GM reduced costs and liabilities during its 2009 bankruptcy proceedings, allowing the company to make a profit when fewer U.S. vehicles are sold, Rattner said today on Bloomberg Television’s “Surveillance Midday with Tom Keene.”
“This industry has been restructured to make money,” Rattner said. At 15 million vehicles a year, “they will be gushing profits.”
The auto industry is recovering a bit slower than expected and eventually will return to a pace of 15 million a year, Rattner said. U.S. carmakers in September sold vehicles at a rate of 11.8 million, up from 9.4 million a year earlier, according to researcher Autodata Corp. on Oct. 1.
A pace of 15 million vehicles is needed “simply to accommodate new drivers and the aging of the fleet,” Rattner said. “It will happen, it’s only a question of when.”
Rattner, 58, led President Barack Obama’s auto task force from February 2009 until July last year, after GM emerged from a bankruptcy backed by $50 billion in government aid. He has since written a memoir called “Overhaul: An Insider’s Account of the Obama Administration’s Emergency Rescue of the Auto Industry.”

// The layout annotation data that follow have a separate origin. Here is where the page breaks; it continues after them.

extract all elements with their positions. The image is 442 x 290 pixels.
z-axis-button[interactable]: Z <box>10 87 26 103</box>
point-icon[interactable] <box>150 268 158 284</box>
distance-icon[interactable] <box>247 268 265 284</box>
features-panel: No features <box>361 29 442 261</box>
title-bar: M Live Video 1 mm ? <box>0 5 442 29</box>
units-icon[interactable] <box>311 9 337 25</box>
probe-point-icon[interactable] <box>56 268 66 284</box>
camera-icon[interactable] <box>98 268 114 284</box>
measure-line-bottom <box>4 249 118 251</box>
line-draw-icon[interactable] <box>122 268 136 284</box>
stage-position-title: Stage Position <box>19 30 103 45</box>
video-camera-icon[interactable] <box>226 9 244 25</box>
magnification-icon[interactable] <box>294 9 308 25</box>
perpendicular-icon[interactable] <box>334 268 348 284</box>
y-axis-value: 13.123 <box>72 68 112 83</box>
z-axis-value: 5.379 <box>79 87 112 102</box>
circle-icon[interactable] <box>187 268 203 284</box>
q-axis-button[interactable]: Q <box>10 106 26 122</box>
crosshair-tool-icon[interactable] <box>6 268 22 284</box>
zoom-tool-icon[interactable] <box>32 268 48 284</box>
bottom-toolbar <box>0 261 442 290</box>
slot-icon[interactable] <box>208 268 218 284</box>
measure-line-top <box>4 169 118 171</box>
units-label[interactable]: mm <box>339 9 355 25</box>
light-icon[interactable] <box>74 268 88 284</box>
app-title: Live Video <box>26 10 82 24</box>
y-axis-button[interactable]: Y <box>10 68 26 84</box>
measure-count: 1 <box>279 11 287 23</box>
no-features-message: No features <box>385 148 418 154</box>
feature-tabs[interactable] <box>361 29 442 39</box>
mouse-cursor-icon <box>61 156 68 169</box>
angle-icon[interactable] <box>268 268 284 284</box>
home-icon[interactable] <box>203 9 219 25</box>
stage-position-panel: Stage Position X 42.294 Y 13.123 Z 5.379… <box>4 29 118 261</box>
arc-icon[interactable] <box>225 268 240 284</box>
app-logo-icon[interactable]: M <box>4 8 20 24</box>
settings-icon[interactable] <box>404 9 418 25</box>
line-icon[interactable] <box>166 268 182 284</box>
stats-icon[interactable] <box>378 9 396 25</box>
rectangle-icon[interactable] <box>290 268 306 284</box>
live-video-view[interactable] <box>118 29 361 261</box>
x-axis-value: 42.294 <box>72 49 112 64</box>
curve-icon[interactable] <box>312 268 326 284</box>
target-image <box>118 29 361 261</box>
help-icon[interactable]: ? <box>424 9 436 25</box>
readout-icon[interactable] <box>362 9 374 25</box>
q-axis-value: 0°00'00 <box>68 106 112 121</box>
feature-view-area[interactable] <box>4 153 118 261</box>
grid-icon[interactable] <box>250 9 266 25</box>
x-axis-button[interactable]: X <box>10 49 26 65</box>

GM’s unwanted businesses in bankruptcy, known as Old GM, today won conditional approval for the largest manufacturing reorganization in history, as a judge said the rights to a potential $1.5 billion in lawsuit proceeds would be determined later.
Rattner said today the slumping global economy will test U.S. companies and create a challenge for the auto industry.
“In the short term, I think we have a cyclical recovery, certainly the auto sector and elsewhere, but the global competition is not getting easier,” Rattner said. “It’s getting harder.”